There would be no danger to fear from the inhabitants of the city. It had none. The cold light of the moon was pouring down on a city as lifeless and abandoned as the mansion on the hill.
Chapter Four
There was no doubt about it-the city was dead. Blade surveyed it carefully, noting details. Broken windows stared emptily. One of the high walkways connecting two towers sagged in the middle. The bridge ahead of him was littered with debris-metal panels peeling off the high towers from bad weather, chunks of unidentifiable material resembling plastic, wheels, rods, and odd boxes that had perhaps once been part of vehicles. The inevitable purple thistles sprouted from the cracked pavement and sidewalks. Beyond the bridge the whole rank of buildings along the riverbank, nearly two miles of buildings that must have once risen ten and fifteen stories, lay in piles of rubble. Only an occasional hollow-eyed wall rose free.

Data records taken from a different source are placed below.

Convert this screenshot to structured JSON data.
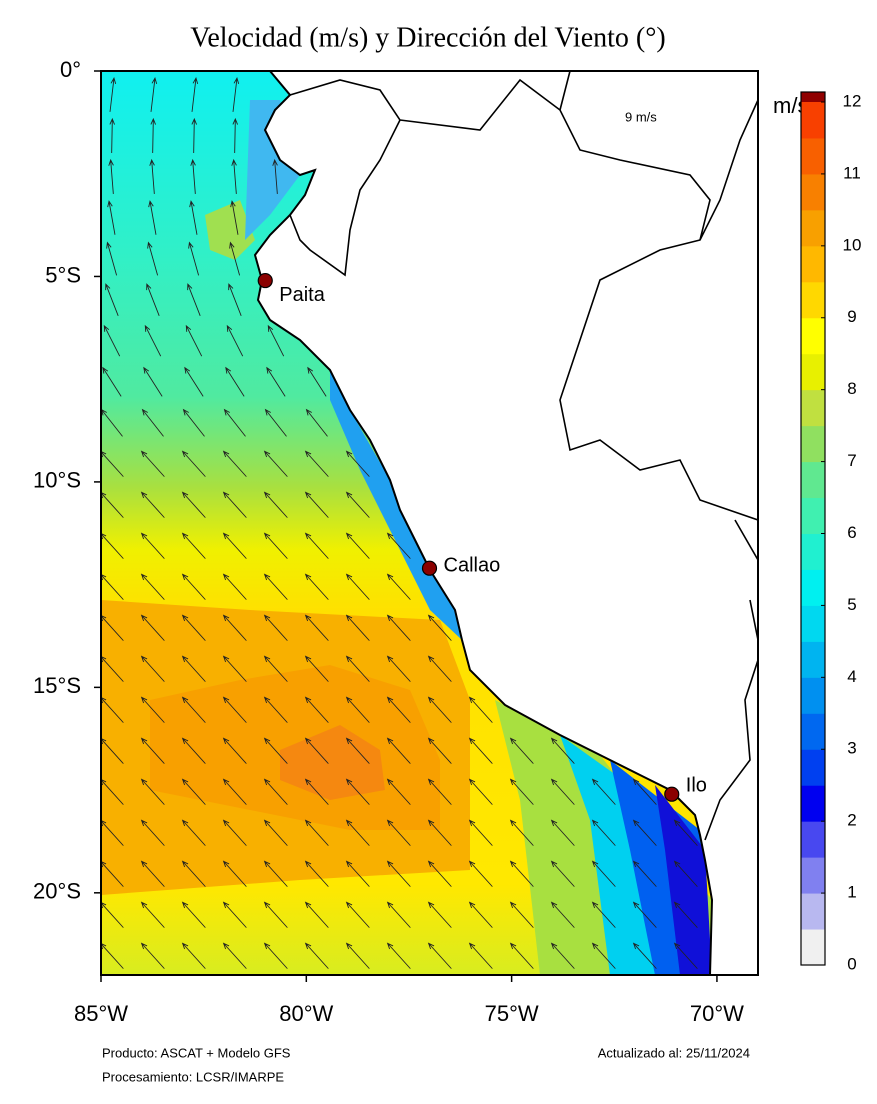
{
  "map": {
    "title": "Velocidad (m/s) y Dirección del Viento (°)",
    "xlim": [
      -85,
      -69
    ],
    "ylim": [
      -22,
      0
    ],
    "xticks": [
      {
        "value": -85,
        "label": "85°W"
      },
      {
        "value": -80,
        "label": "80°W"
      },
      {
        "value": -75,
        "label": "75°W"
      },
      {
        "value": -70,
        "label": "70°W"
      }
    ],
    "yticks": [
      {
        "value": 0,
        "label": "0°"
      },
      {
        "value": -5,
        "label": "5°S"
      },
      {
        "value": -10,
        "label": "10°S"
      },
      {
        "value": -15,
        "label": "15°S"
      },
      {
        "value": -20,
        "label": "20°S"
      }
    ],
    "cities": [
      {
        "name": "Paita",
        "lon": -81.0,
        "lat": -5.1
      },
      {
        "name": "Callao",
        "lon": -77.0,
        "lat": -12.1
      },
      {
        "name": "Ilo",
        "lon": -71.1,
        "lat": -17.6
      }
    ],
    "reference_arrow": "9 m/s",
    "colorbar": {
      "unit": "m/s",
      "lim": [
        0,
        12
      ],
      "ticks": [
        0,
        1,
        2,
        3,
        4,
        5,
        6,
        7,
        8,
        9,
        10,
        11,
        12
      ],
      "colors": [
        "#f0f0f0",
        "#b8b8f0",
        "#8080f0",
        "#4848f0",
        "#0000f0",
        "#0040f0",
        "#0068f0",
        "#0090f0",
        "#00b4f0",
        "#00d8f0",
        "#00f0f0",
        "#20f0d0",
        "#40f0b0",
        "#60e890",
        "#90e060",
        "#c0e040",
        "#e8f000",
        "#ffff00",
        "#ffd800",
        "#ffb800",
        "#f8a000",
        "#f88000",
        "#f86000",
        "#f84000"
      ]
    },
    "footer": {
      "product": "Producto: ASCAT + Modelo GFS",
      "processing": "Procesamiento: LCSR/IMARPE",
      "updated": "Actualizado al: 25/11/2024"
    }
  }
}
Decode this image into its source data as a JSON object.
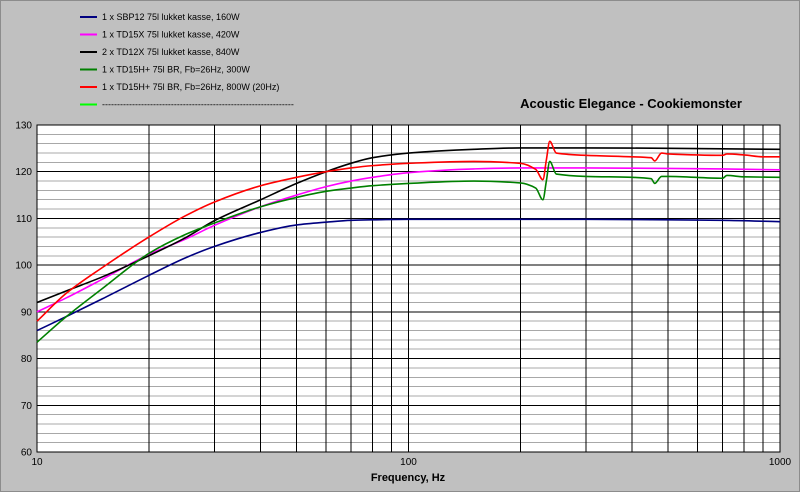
{
  "chart_data": {
    "type": "line",
    "title": "Acoustic Elegance - Cookiemonster",
    "xlabel": "Frequency, Hz",
    "ylabel": "",
    "xscale": "log",
    "xlim": [
      10,
      1000
    ],
    "ylim": [
      60,
      130
    ],
    "xticks": [
      "10",
      "100",
      "1000"
    ],
    "yticks": [
      "60",
      "70",
      "80",
      "90",
      "100",
      "110",
      "120",
      "130"
    ],
    "grid": true,
    "legend": "top-left",
    "series": [
      {
        "name": "1 x SBP12 75l lukket kasse, 160W",
        "color": "#000080",
        "x": [
          10,
          12,
          15,
          20,
          25,
          30,
          40,
          50,
          60,
          70,
          80,
          100,
          150,
          200,
          300,
          500,
          700,
          1000
        ],
        "y": [
          86,
          89,
          92.8,
          97.8,
          101.5,
          104,
          107,
          108.6,
          109.2,
          109.6,
          109.7,
          109.8,
          109.8,
          109.8,
          109.8,
          109.7,
          109.6,
          109.3
        ]
      },
      {
        "name": "1 x TD15X 75l lukket kasse, 420W",
        "color": "#ff00ff",
        "x": [
          10,
          12,
          15,
          20,
          25,
          30,
          40,
          50,
          60,
          70,
          80,
          100,
          150,
          200,
          300,
          500,
          700,
          1000
        ],
        "y": [
          90,
          93,
          97,
          102.3,
          105.5,
          108.5,
          112.5,
          115,
          116.8,
          118,
          118.8,
          119.8,
          120.6,
          120.8,
          120.8,
          120.7,
          120.6,
          120.4
        ]
      },
      {
        "name": "2 x TD12X 75l lukket kasse, 840W",
        "color": "#000000",
        "x": [
          10,
          12,
          15,
          20,
          25,
          30,
          40,
          50,
          60,
          70,
          80,
          100,
          150,
          200,
          300,
          500,
          700,
          1000
        ],
        "y": [
          92,
          94.5,
          97.5,
          102,
          105.8,
          109.5,
          114,
          117.5,
          120,
          121.8,
          123,
          124,
          124.8,
          125.1,
          125.1,
          125,
          124.9,
          124.8
        ]
      },
      {
        "name": "1 x TD15H+ 75l BR, Fb=26Hz, 300W",
        "color": "#008000",
        "x": [
          10,
          12,
          15,
          20,
          25,
          30,
          40,
          50,
          60,
          70,
          80,
          100,
          150,
          200,
          220,
          230,
          235,
          240,
          250,
          300,
          400,
          450,
          460,
          480,
          500,
          700,
          720,
          800,
          1000
        ],
        "y": [
          83.5,
          89,
          95,
          102.5,
          106.5,
          109,
          112.5,
          114.5,
          115.8,
          116.5,
          117,
          117.5,
          118,
          117.6,
          116.5,
          114,
          118,
          122.2,
          119.5,
          119,
          118.8,
          118.5,
          117.5,
          119,
          119,
          118.6,
          119.2,
          118.9,
          118.8
        ]
      },
      {
        "name": "1 x TD15H+ 75l BR, Fb=26Hz, 800W (20Hz)",
        "color": "#ff0000",
        "x": [
          10,
          12,
          15,
          20,
          25,
          30,
          40,
          50,
          60,
          70,
          80,
          100,
          150,
          200,
          220,
          230,
          235,
          240,
          250,
          300,
          400,
          450,
          460,
          480,
          500,
          700,
          720,
          800,
          900,
          1000
        ],
        "y": [
          88,
          94,
          99.5,
          106,
          110.5,
          113.5,
          117,
          118.8,
          120,
          120.8,
          121.3,
          121.8,
          122.2,
          121.8,
          120.5,
          118.3,
          122.5,
          126.5,
          124,
          123.5,
          123.2,
          123,
          122.3,
          124,
          123.8,
          123.5,
          123.8,
          123.6,
          123.2,
          123.2
        ]
      },
      {
        "name": "----------------------------------------------------------------",
        "color": "#00ff00",
        "x": [],
        "y": []
      }
    ]
  }
}
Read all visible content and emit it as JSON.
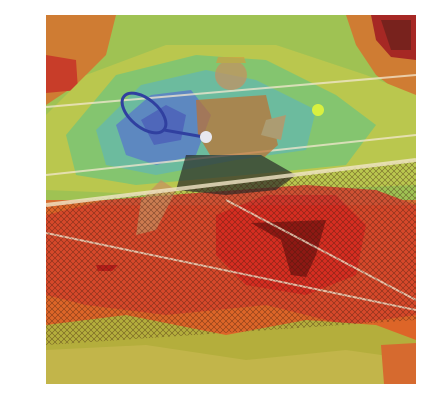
{
  "figure": {
    "description_icon": "tennis-player-heatmap-image",
    "colors": {
      "hot": "#e0301e",
      "warm": "#f08a30",
      "mid": "#d8d040",
      "cool": "#7fd07a",
      "cold": "#5aa8c8",
      "coldest": "#4a6fd0",
      "darkhot": "#8b1010",
      "court": "#a04a2a",
      "shirt": "#c07030",
      "skin": "#c89060",
      "ball": "#d8f040"
    }
  }
}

Blade shook his head and frowned. Had the computer finally sent him into a dimension completely empty of human life? No, there was that skeleton on the road. And unless he was mistaken, there were other skeletons gleaming whitely amid the dark thistle leaves on the bridge. There were other people in this dimension-human, as far as he could tell from the skeletons. And he strongly suspected that the first skeleton had come to its final resting place long after the city had been abandoned. Was there some life still lurking in the ruins, or were the skeletons wanderers drifting hi from somewhere else and dying by accident, starvation, or disease? Had the city been depopulated by a plague, a plague that perhaps still lingered in the ruins?

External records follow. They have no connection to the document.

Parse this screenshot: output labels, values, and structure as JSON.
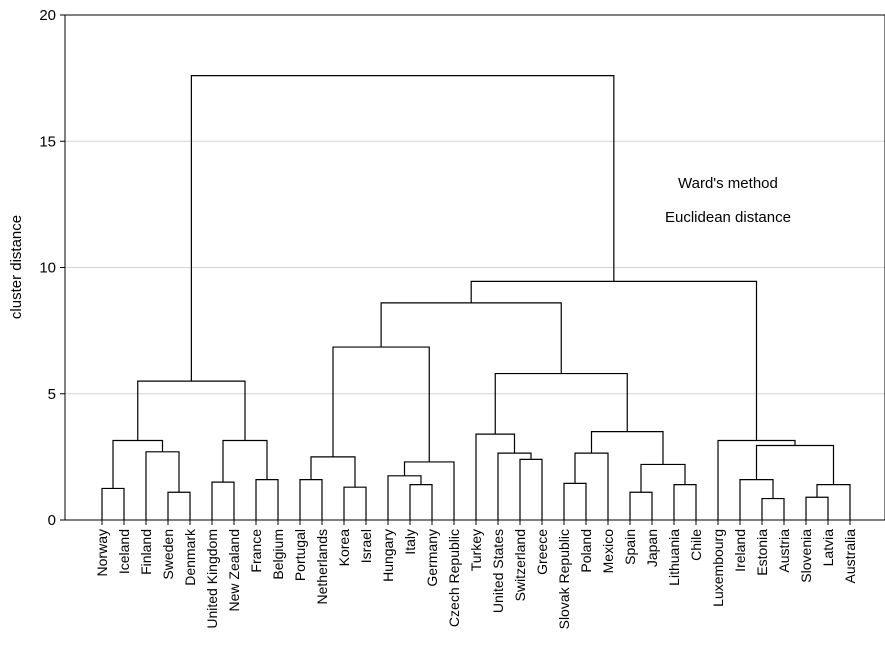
{
  "chart_data": {
    "type": "dendrogram",
    "title": "",
    "ylabel": "cluster distance",
    "xlabel": "",
    "ylim": [
      0,
      20
    ],
    "yticks": [
      0,
      5,
      10,
      15,
      20
    ],
    "grid": true,
    "annotations": [
      "Ward's method",
      "Euclidean distance"
    ],
    "leaves": [
      "Norway",
      "Iceland",
      "Finland",
      "Sweden",
      "Denmark",
      "United Kingdom",
      "New Zealand",
      "France",
      "Belgium",
      "Portugal",
      "Netherlands",
      "Korea",
      "Israel",
      "Hungary",
      "Italy",
      "Germany",
      "Czech Republic",
      "Turkey",
      "United States",
      "Switzerland",
      "Greece",
      "Slovak Republic",
      "Poland",
      "Mexico",
      "Spain",
      "Japan",
      "Lithuania",
      "Chile",
      "Luxembourg",
      "Ireland",
      "Estonia",
      "Austria",
      "Slovenia",
      "Latvia",
      "Australia"
    ],
    "merges": [
      {
        "left": 0,
        "right": 1,
        "height": 1.25
      },
      {
        "left": 3,
        "right": 4,
        "height": 1.1
      },
      {
        "left": 2,
        "right": "m1",
        "height": 2.7
      },
      {
        "left": "m0",
        "right": "m2",
        "height": 3.15
      },
      {
        "left": 5,
        "right": 6,
        "height": 1.5
      },
      {
        "left": 7,
        "right": 8,
        "height": 1.6
      },
      {
        "left": "m4",
        "right": "m5",
        "height": 3.15
      },
      {
        "left": "m3",
        "right": "m6",
        "height": 5.5
      },
      {
        "left": 9,
        "right": 10,
        "height": 1.6
      },
      {
        "left": 11,
        "right": 12,
        "height": 1.3
      },
      {
        "left": "m8",
        "right": "m9",
        "height": 2.5
      },
      {
        "left": 14,
        "right": 15,
        "height": 1.4
      },
      {
        "left": 13,
        "right": "m11",
        "height": 1.75
      },
      {
        "left": "m12",
        "right": 16,
        "height": 2.3
      },
      {
        "left": "m10",
        "right": "m13",
        "height": 6.85
      },
      {
        "left": 19,
        "right": 20,
        "height": 2.4
      },
      {
        "left": 18,
        "right": "m15",
        "height": 2.65
      },
      {
        "left": 17,
        "right": "m16",
        "height": 3.4
      },
      {
        "left": 21,
        "right": 22,
        "height": 1.45
      },
      {
        "left": "m18",
        "right": 23,
        "height": 2.65
      },
      {
        "left": 24,
        "right": 25,
        "height": 1.1
      },
      {
        "left": 26,
        "right": 27,
        "height": 1.4
      },
      {
        "left": "m20",
        "right": "m21",
        "height": 2.2
      },
      {
        "left": "m19",
        "right": "m22",
        "height": 3.5
      },
      {
        "left": "m17",
        "right": "m23",
        "height": 5.8
      },
      {
        "left": "m14",
        "right": "m24",
        "height": 8.6
      },
      {
        "left": 30,
        "right": 31,
        "height": 0.85
      },
      {
        "left": 29,
        "right": "m26",
        "height": 1.6
      },
      {
        "left": 32,
        "right": 33,
        "height": 0.9
      },
      {
        "left": "m28",
        "right": 34,
        "height": 1.4
      },
      {
        "left": "m27",
        "right": "m29",
        "height": 2.95
      },
      {
        "left": 28,
        "right": "m30",
        "height": 3.15
      },
      {
        "left": "m25",
        "right": "m31",
        "height": 9.45
      },
      {
        "left": "m7",
        "right": "m32",
        "height": 17.6
      }
    ]
  }
}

Blade strode out onto the bridge. At least out here on the broad roadway nothing could come at him unexpectedly. Halfway across, the moon vanished again, but not before he had spotted a long metal bar lying on the road. He picked it up and hefted it, testing its weight and balance. It weighed more than five pounds, and it was thicker at one end than at the other. He found after a few trial swings that he could handle it as an improvised mace. Not that improvised medieval weapons would help him very much if any people he ran into had weapons as advanced as their city. But if their civilization had collapsed and the survivors had descended into barbarism, he would be far from helpless. Feeling a little less like a mouse, though not yet like a lion-perhaps a fox now he stalked forward again, using the mace to probe ahead in the darkness and test the footing. He had no desire to step through an unseen hole in the roadway and drop a hundred feet to the liver below.
He passed two more skeletons. Both were completely fleshless, but again their garments and footgear showed no signs of decay. In addition to the sandals and kilt, one of them wore a sleeveless tunic with a V neck and a large embroidered patch on the right side of the chest. Blade bent down to try to make out the patch, and as he did so, he caught sight of a fourth body, lying half-hidden in a particularly rank growth of thistles a few yards farther on.
This was a body, not a skeleton. In the darkness Blade could not tell for sure how long it had been there, but a quick sniff indicated no decay. He doubted it could be more than twenty-four hours old. This body was also clad in sandals, tunic, and kilt, but the tunic was encrusted with soot, sweat, and grease, as well as blood from the gaping wound in the man's side.